Where we are in life can be summed up like this: Two years ago, the first time we made love after my husband’s mitral heart valve replacement/aorta repair, we high-fived each other afterwards.
“I DIDN’T DIE!” he yelled.
“WOOHOO, WE ARE GOOD TO GO!” I shouted.
As of today, God has given us 37+ years of wedded life’s blissful ups and crashing downs. He has blessed us with 5 good daughters, now grown and college educated, 4 of them married to good men, and the 5th just embarking on a career. The “reward” for all that work is 4 grandchildren (so far). The youngest is a dimpled boy whose favorite word, to John’s delight, is “car.”
All those newlywed years ago, we used to wonder how we’d be when we were empty nesters. Would we still be passionately in love?

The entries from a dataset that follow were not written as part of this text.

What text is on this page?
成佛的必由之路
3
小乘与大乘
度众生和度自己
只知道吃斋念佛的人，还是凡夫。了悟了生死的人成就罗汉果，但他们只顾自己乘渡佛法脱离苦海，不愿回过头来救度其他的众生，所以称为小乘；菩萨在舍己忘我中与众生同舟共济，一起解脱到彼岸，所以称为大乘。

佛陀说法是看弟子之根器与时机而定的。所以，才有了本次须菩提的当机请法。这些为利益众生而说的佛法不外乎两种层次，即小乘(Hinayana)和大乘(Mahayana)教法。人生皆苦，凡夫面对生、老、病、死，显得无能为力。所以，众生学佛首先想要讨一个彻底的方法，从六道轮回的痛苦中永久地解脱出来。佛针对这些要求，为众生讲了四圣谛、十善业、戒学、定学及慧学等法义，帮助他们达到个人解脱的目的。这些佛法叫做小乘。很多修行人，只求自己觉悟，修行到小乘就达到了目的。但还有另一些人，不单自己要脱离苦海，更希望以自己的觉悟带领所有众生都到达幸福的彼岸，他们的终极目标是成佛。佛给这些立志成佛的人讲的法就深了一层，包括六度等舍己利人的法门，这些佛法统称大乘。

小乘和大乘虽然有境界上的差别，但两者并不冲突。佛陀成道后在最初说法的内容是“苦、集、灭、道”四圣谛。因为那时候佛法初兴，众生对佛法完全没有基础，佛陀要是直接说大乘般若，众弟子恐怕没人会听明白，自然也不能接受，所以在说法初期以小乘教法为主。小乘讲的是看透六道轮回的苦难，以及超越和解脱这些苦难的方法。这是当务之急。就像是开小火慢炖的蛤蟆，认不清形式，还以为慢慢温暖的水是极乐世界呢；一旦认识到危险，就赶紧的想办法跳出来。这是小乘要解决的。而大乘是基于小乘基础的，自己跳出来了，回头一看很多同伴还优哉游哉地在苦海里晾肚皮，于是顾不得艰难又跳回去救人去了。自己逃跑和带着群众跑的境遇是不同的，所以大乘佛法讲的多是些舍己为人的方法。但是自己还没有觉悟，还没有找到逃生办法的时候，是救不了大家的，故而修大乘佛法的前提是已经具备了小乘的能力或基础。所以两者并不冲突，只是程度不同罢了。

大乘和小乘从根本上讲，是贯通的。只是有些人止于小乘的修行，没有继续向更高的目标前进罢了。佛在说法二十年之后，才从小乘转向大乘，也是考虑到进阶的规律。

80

On our wedding night, I distinctly remember joking, “Our passion will eventually morph into feelings of warmth and contentment as we sit on the sofa holding hands and listening to the clock tick.”
And we laughed. How we laughed!
No, wait! Doesn’t that actually happen now sometimes?
Lately, haven’t we been feeling just a trifle entitled to be lazy with our lives and our marriage, feeling that we have earned, even deserved a rest? Yes, and yes! So why not put down the plow for a time? Even God rested on the 7th day, right?
Those feelings of contentment, of “mission accomplished,” were actually tinged with something like loneliness and disconnection, and were taking hold precisely because we were too complacent. SCREECH! BACK UP! Weren’t we just stuck to the flypaper of a pleasant trap labeled “empty nester?”
Marriage is a living thing, never done, never completed. We are bound until death to work on strengthening our love, our kindness, our generosity, and our commitment to each other and our world, never resting, because we ever carry in our bodies the life and death of Jesus!
2 Corinthians 4:11 has it right: For we who live are constantly being given up to death for the sake of Jesus, so that the life of Jesus may be manifested in our mortal flesh.
So, back to work! It will be a different work in many ways, of course, but our attitude must be that of the Lord’s servants until he comes for us or until he comes again. Sure, we can pick up our Social at 70, or 66.7, we can get the Airstream, and hand over the cooking of Thanksgiving dinner (but not the gravy) to the younger generation, but to be true to our souls and our matrimony, and to be a beacon to our children, we can never really rest on our laurels while we draw breath. As St. Paul said, “Let us not grow tired of doing good, for in due time we shall reap our harvest, if we do not give up” Galatians 6:9.
Therefore our waiting must be for the Lord: “I believe I shall see the Lord’s goodness in the land of the living. Wait for the Lord, take courage; be stouthearted, wait for the Lord!” (Psalm 27:13-14).